Carroll ranks high statewide in its horse population and its dedication to the industry. According to the Maryland Horse Industry Board, the county is home to nearly 6,000 horses and has nearly 15,000 acres devoted to equine activities. The county also claims major horse-breeding farms and miles of trails on which horseback riders can crisscross parks and reservoir areas.
Still, the county is competing against localities with much larger parcels offering more amenities and access to interstates.
"Cecil County, for example, has 5,600 acres, I-95 and a horse park already there," Twele said. "That's stiff competition, but we are willing to try and jump through the hurdles. This project will be good for Maryland and especially good for the county that lands it."
The official site visit this week will be the first hurdle each contender must clear. The prospective Carroll site is near a highway, which is critical for the stadium authority. But the 600-acre property is the smallest of those proposed. Frederick's site is 603 acres.

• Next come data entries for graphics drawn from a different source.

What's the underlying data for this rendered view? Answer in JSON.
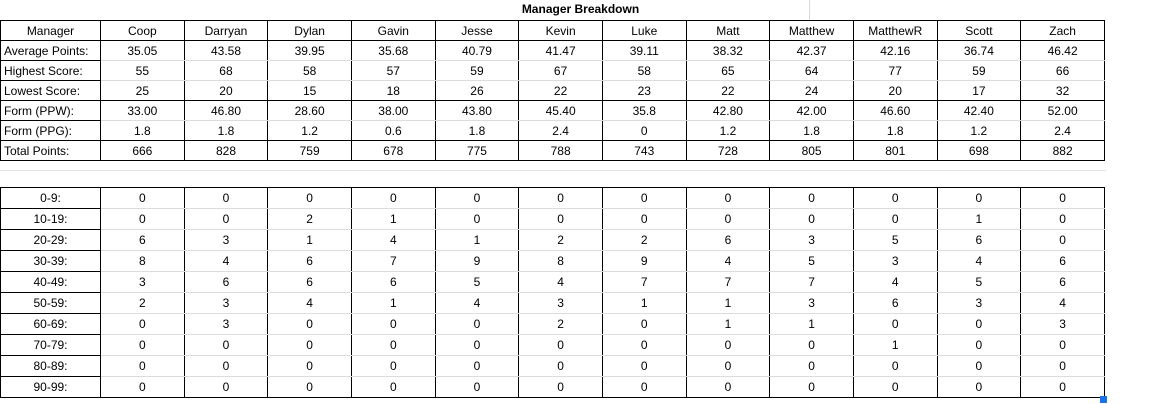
{
  "title": "Manager Breakdown",
  "colors": {
    "border": "#000000",
    "gridline": "#dadce0",
    "selection_handle_blue": "#1a73e8"
  },
  "managers": [
    "Coop",
    "Darryan",
    "Dylan",
    "Gavin",
    "Jesse",
    "Kevin",
    "Luke",
    "Matt",
    "Matthew",
    "MatthewR",
    "Scott",
    "Zach"
  ],
  "summary_table": {
    "header_label": "Manager",
    "rows": [
      {
        "label": "Average Points:",
        "values": [
          "35.05",
          "43.58",
          "39.95",
          "35.68",
          "40.79",
          "41.47",
          "39.11",
          "38.32",
          "42.37",
          "42.16",
          "36.74",
          "46.42"
        ]
      },
      {
        "label": "Highest Score:",
        "values": [
          "55",
          "68",
          "58",
          "57",
          "59",
          "67",
          "58",
          "65",
          "64",
          "77",
          "59",
          "66"
        ]
      },
      {
        "label": "Lowest Score:",
        "values": [
          "25",
          "20",
          "15",
          "18",
          "26",
          "22",
          "23",
          "22",
          "24",
          "20",
          "17",
          "32"
        ]
      },
      {
        "label": "Form (PPW):",
        "values": [
          "33.00",
          "46.80",
          "28.60",
          "38.00",
          "43.80",
          "45.40",
          "35.8",
          "42.80",
          "42.00",
          "46.60",
          "42.40",
          "52.00"
        ]
      },
      {
        "label": "Form (PPG):",
        "values": [
          "1.8",
          "1.8",
          "1.2",
          "0.6",
          "1.8",
          "2.4",
          "0",
          "1.2",
          "1.8",
          "1.8",
          "1.2",
          "2.4"
        ]
      },
      {
        "label": "Total Points:",
        "values": [
          "666",
          "828",
          "759",
          "678",
          "775",
          "788",
          "743",
          "728",
          "805",
          "801",
          "698",
          "882"
        ]
      }
    ]
  },
  "distribution_table": {
    "rows": [
      {
        "label": "0-9:",
        "values": [
          "0",
          "0",
          "0",
          "0",
          "0",
          "0",
          "0",
          "0",
          "0",
          "0",
          "0",
          "0"
        ]
      },
      {
        "label": "10-19:",
        "values": [
          "0",
          "0",
          "2",
          "1",
          "0",
          "0",
          "0",
          "0",
          "0",
          "0",
          "1",
          "0"
        ]
      },
      {
        "label": "20-29:",
        "values": [
          "6",
          "3",
          "1",
          "4",
          "1",
          "2",
          "2",
          "6",
          "3",
          "5",
          "6",
          "0"
        ]
      },
      {
        "label": "30-39:",
        "values": [
          "8",
          "4",
          "6",
          "7",
          "9",
          "8",
          "9",
          "4",
          "5",
          "3",
          "4",
          "6"
        ]
      },
      {
        "label": "40-49:",
        "values": [
          "3",
          "6",
          "6",
          "6",
          "5",
          "4",
          "7",
          "7",
          "7",
          "4",
          "5",
          "6"
        ]
      },
      {
        "label": "50-59:",
        "values": [
          "2",
          "3",
          "4",
          "1",
          "4",
          "3",
          "1",
          "1",
          "3",
          "6",
          "3",
          "4"
        ]
      },
      {
        "label": "60-69:",
        "values": [
          "0",
          "3",
          "0",
          "0",
          "0",
          "2",
          "0",
          "1",
          "1",
          "0",
          "0",
          "3"
        ]
      },
      {
        "label": "70-79:",
        "values": [
          "0",
          "0",
          "0",
          "0",
          "0",
          "0",
          "0",
          "0",
          "0",
          "1",
          "0",
          "0"
        ]
      },
      {
        "label": "80-89:",
        "values": [
          "0",
          "0",
          "0",
          "0",
          "0",
          "0",
          "0",
          "0",
          "0",
          "0",
          "0",
          "0"
        ]
      },
      {
        "label": "90-99:",
        "values": [
          "0",
          "0",
          "0",
          "0",
          "0",
          "0",
          "0",
          "0",
          "0",
          "0",
          "0",
          "0"
        ]
      }
    ]
  }
}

"This could be a big boost for Carroll County," said Commissioner Perry L. Jones. "We might not have all the facilities, especially all the hotel rooms, but I don't think any of the proposals have everything the Stadium Authority wants. There are really heavy hitters in this competition, and we are players."
The committee will tour the Neal family farm on Bear Run Road in Taneytown. Part of the property, which the family has offered to sell the county, adjoins state Route 140.

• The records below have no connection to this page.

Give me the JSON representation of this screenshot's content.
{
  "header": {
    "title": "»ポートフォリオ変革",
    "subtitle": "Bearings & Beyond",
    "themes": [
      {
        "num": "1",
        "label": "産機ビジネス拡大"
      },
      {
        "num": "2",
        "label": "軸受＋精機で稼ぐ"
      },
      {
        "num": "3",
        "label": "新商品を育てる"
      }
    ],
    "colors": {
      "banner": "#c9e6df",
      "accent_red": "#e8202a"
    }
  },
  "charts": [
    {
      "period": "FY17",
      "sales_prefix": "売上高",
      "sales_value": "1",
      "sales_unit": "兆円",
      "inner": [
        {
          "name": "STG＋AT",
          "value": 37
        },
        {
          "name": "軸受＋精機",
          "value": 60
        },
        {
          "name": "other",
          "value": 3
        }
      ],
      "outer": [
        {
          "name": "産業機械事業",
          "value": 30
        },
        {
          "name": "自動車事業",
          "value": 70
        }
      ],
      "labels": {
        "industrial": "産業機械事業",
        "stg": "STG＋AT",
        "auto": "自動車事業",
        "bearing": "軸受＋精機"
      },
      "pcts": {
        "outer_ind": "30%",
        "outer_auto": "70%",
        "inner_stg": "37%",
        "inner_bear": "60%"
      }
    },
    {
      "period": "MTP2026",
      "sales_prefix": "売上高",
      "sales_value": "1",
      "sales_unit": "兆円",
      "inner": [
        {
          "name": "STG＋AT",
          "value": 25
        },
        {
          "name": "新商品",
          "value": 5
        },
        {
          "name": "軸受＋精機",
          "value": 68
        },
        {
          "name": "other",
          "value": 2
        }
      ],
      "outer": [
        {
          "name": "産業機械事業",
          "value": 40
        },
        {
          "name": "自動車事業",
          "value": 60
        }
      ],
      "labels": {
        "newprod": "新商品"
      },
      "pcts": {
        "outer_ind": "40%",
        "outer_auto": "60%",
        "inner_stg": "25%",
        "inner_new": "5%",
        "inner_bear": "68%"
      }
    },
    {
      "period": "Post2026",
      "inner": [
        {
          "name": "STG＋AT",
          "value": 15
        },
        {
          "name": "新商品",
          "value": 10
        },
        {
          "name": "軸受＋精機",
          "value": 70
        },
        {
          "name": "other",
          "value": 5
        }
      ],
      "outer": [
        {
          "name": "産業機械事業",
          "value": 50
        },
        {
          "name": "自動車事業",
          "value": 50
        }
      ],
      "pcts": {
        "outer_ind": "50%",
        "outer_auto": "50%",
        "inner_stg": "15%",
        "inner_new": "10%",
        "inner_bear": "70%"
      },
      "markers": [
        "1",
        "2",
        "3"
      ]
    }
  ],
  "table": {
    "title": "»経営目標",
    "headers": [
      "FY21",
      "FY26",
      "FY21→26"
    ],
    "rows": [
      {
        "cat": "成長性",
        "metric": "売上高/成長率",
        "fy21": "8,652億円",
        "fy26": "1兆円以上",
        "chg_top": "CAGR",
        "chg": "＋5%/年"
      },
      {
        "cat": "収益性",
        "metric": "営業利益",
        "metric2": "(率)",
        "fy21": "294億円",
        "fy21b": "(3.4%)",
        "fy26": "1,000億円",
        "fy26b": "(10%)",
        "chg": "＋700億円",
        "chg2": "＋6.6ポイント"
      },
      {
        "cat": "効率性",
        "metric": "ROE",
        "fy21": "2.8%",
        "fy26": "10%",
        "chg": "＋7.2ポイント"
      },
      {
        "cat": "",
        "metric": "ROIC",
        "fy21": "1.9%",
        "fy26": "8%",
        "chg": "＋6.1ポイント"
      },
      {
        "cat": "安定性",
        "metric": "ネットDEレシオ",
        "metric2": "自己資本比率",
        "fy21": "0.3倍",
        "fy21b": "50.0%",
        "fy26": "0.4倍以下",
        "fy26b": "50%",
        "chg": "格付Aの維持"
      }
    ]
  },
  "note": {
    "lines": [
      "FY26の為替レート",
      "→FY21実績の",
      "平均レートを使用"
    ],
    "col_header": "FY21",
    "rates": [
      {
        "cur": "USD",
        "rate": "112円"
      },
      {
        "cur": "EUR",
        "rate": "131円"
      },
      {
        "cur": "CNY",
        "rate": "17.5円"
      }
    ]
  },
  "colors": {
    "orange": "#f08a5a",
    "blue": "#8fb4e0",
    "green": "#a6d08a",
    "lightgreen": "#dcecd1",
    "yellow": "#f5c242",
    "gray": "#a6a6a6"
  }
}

"There really is no sense in getting excited at this point," said Robert C. Neal, who has lived on the farm for 68 years. His son Roger Neal now runs the farming operation. The state would have to purchase the property, for a price to be negotiated.

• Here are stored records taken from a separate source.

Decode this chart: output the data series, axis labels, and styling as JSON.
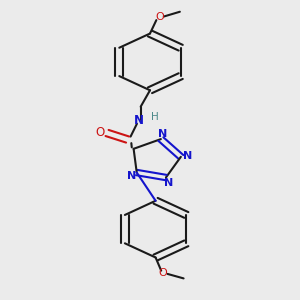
{
  "bg_color": "#ebebeb",
  "bond_color": "#1a1a1a",
  "N_color": "#1414cc",
  "O_color": "#cc1414",
  "H_color": "#4a8888",
  "bond_width": 1.5,
  "dbo": 0.013,
  "figsize": [
    3.0,
    3.0
  ],
  "dpi": 100,
  "xlim": [
    0.1,
    0.9
  ],
  "ylim": [
    0.02,
    1.02
  ]
}
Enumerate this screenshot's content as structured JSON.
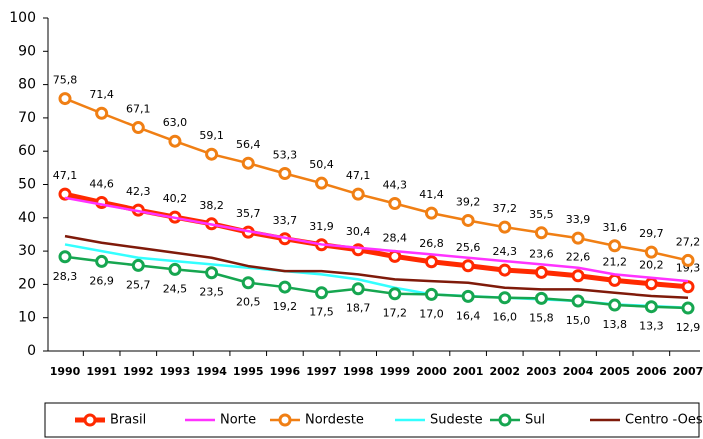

The location near the highway and between Westminster and Taneytown, as well as the level terrain, made the farm the most appealing of the sites offered in the county, Twele said.
"The visit will give us a better sense of what the site offers and what the state is requiring," he said. "It is just the next hurdle in the process and will help us get into the issues. We are treating this like any other business development deal."
Landing the park would probably require significant investments in infrastructure such as road improvements. The rural location lacks public water and sewer and tourist amenities, particularly hotels, which will be a factor in the state's decision, Twele said.
"I would like to see the stadium authority choose us," said Commissioner Julia Walsh Gouge. "The area we have offered is nice. If we are chosen, we would have our Economic Development Commission solicit proposals for hotels. We already need those now."
As envisioned by the Stadium Authority, the project would be patterned on the 1,200-acre Kentucky Horse Park in Lexington, which draws nearly 1 million visitors annually to its horse shows, museum and campground. The Maryland version could have an economic impact in excess of $100 million, mainly in hotel and sales tax revenues, state officials said.
Boost to county
Steven D. Powell, the commissioners' chief of staff and an avid horseman, said the park would be a wonderful boon to the area. He has toured the Lexington park and found it "a fun visit whether you ride or not."
The commissioners are realistic about their chances but determined to get into the game, said Commissioner Dean L. Minnich.
"I would be really surprised if we get it, but we definitely want to be in the running," Minnich said. "Our bid shows we are a player in the state economic development effort. Making this a horse park will make sure we hold onto our agricultural and rural land and support the horse industry, which is important in Carroll County."